So they wouldn't remember anything from Sam's experince they would remember being in a lab wearing a white jumper.


What he said.

What do they remember?

There was one with the hit man.

Al explains to him a way that he may be able to force himself out of the guy's body and end the whole cycle, so he recreates what he (the hit man) was doing when he arrived, which just happened to be an illicit rendezvous with the Don's moll, and sends a couple cronies to plug in a hairdryer at a particular address.

((While the hairdryer doesn't make sense at first, it's entertaining to see them on Frat Row during a huge party night looking for an external outlet and threatening people. Naturally, the hairdryer is 600(or so) watts too much and a chunk of the city blacks out.))

Anyways, he gets bumped into someone else's body who is still in a position to make what needs to happen...uh...happen, and the hit man reappears, thoroughly confused. The only problem is now that I've written this much, I can't remember what he's freaking out about when he swaps back in. It definately wasn't being a rider in his own body, though.

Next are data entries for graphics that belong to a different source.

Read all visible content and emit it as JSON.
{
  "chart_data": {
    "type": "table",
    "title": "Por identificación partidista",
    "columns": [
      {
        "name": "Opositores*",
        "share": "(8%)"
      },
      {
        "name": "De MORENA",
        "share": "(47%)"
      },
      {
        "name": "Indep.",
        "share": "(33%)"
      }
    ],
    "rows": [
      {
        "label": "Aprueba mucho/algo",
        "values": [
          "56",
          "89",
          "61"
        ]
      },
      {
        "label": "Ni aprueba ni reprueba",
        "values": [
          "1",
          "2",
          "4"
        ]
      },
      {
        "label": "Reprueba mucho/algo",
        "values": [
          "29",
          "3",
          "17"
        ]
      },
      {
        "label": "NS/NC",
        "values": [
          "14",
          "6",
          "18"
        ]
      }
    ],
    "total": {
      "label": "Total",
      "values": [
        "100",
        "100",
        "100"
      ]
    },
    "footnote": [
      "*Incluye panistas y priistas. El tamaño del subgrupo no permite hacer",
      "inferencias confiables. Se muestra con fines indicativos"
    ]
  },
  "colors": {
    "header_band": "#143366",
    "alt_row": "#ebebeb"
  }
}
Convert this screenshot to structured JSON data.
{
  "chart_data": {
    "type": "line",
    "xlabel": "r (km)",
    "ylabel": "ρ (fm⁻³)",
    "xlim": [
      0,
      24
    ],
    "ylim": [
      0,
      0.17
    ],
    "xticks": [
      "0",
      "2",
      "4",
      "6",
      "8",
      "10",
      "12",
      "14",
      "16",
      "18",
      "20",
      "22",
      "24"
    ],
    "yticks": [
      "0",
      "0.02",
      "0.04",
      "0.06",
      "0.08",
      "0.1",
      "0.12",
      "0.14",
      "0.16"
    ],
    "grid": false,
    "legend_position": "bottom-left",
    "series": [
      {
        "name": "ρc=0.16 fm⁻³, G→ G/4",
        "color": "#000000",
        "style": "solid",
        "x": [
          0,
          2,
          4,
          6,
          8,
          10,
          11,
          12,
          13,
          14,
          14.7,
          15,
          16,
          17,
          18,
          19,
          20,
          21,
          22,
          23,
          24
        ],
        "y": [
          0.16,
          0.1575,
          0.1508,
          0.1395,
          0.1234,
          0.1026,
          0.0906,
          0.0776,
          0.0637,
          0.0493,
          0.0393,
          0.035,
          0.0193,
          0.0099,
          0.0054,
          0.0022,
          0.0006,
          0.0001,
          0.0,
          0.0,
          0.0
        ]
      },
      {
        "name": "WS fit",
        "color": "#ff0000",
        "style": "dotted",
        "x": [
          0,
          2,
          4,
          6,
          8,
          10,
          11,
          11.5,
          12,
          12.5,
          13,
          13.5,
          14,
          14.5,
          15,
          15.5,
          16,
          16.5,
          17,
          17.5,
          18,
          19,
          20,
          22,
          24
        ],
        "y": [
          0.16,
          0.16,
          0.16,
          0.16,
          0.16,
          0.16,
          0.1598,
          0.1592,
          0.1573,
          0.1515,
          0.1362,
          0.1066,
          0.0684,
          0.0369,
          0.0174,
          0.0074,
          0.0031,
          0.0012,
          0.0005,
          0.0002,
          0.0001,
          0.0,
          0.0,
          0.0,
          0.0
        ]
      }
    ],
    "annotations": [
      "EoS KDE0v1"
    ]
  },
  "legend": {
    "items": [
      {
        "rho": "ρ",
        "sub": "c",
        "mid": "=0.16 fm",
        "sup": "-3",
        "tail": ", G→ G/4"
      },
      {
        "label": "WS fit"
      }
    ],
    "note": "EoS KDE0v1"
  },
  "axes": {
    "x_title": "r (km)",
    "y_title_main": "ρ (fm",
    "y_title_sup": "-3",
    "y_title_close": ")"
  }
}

There were also references to being 'In the Waiting Room' which I don't think were ever explained.

Supposedly when you were in the waiting room, you could see and hear everything that was going on. Didn't Q sometimes speak with people in the waiting room?

Besides, there are events in my life when I wish I were in a waiting room and someone else was actually experiencing it for me.


I think you are mixing up television shows.

Re: Q

You're right. It's my tv withdrawal talking. I'm mixing up my Quantum Leap with my Star Trek (it's really tough withdrawal).

What was the side kick's name in QL? I thought he could speak with the people in the waiting room.